Crime and passion

Mike Doodson’s article on Great Train Robber Roy James was pretty near the mark and, as he says, Roy hated being called the ‘Weasel’. He was in fact not arrested for the GTR. Nor were two others, whom I met; they got away, but feared they’d left their finger prints at the farm, so if you know of a south Londoner in his late Seventies who never goes out without gloves…

After planning and capital expenses, the individual payout was just over £160,000 each! Here are some other facts, disclosed to me by Roy.

Roy took three lots of loot back to London in his 3.8 Jag. Worried he might ‘get pulled’ he drove sensibly down to Edgware, and then tore through London streets to the firm’s East End hide out, where the loot was hastily distributed.

There was never a Mr Big; the robbery was planned by Bruce Reynolds and Roy, but they did take suggestions from members of their firm, of which Ronnie Biggs was never a member.

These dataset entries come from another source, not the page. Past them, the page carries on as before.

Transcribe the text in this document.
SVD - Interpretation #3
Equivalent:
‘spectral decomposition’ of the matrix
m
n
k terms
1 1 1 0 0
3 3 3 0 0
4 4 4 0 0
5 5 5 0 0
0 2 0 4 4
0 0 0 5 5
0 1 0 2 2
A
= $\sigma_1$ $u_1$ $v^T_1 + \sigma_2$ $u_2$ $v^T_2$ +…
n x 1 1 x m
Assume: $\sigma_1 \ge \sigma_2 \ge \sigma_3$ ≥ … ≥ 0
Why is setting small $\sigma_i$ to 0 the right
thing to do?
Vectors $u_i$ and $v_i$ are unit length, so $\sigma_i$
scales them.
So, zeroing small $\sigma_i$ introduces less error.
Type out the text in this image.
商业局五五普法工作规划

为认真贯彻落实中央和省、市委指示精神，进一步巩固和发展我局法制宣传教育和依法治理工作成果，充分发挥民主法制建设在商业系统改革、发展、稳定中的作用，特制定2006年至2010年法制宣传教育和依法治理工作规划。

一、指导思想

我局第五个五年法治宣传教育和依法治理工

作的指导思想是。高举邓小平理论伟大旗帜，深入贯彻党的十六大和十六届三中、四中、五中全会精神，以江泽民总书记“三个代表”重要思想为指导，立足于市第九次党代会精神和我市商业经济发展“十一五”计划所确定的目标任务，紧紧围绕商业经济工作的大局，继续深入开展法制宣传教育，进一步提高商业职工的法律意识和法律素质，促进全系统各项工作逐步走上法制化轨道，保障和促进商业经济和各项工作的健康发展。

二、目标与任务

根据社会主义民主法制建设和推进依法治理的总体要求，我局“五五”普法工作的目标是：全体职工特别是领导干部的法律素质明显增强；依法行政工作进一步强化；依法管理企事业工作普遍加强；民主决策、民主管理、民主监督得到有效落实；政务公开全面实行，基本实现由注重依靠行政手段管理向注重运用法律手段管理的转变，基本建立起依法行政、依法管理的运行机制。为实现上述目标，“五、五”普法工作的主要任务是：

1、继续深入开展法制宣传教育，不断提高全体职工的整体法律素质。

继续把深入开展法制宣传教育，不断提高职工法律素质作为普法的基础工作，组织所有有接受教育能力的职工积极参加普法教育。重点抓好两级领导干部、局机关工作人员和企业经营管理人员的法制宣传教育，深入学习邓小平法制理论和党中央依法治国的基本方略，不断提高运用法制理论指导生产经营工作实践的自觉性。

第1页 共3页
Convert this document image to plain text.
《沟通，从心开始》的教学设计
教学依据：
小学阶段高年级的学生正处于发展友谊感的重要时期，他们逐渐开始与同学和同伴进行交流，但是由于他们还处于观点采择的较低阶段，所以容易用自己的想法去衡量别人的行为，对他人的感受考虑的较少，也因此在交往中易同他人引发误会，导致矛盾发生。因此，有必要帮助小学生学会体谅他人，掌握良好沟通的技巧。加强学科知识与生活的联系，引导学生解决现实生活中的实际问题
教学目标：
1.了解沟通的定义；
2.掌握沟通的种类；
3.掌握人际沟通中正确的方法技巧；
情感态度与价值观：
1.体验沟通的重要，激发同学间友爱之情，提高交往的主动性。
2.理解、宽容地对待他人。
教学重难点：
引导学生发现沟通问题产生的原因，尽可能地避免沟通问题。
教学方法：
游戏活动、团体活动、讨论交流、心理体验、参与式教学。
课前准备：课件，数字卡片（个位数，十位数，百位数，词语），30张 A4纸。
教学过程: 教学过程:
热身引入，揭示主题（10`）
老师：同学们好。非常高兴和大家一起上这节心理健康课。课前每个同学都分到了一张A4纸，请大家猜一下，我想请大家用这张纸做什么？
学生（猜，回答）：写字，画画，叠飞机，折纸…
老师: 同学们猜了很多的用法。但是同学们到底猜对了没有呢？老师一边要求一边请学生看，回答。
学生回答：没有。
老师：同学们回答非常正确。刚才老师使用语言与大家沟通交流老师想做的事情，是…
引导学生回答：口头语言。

They enlisted labour from another mob, Biggs being one without ever playing any important part. It really irked firm members that Biggs had such a big mouth.

The 1978 book The Train Robbers was accurate in detail, being ghosted by the remaining GTR firm. But unknown to author Piers Paul Read, they fed him a fair amount of fiction as the firm wanted the lucrative rights from a GTR film, which they recognised would be no good without a Mr Big. So they co-opted a real-life Mr Big (deceased) whom they had ‘done a bit of business with’, like the biggest ‘casino’ heist (Cannes) up until that time on the French Rivera coast, the proceeds bankrolling the GTR.

However there was one other guy from motor racing that took part, and the greatest saloon car driver I ever saw! Post robbery Roy had planned to go Formula 3 in Europe with this amazing driver, both putting £30,000 each into the pot, a huge sum back then. But it never happened with Roy ‘having his collar felt’, and then tragically his F3 partner unexpectedly died the following season.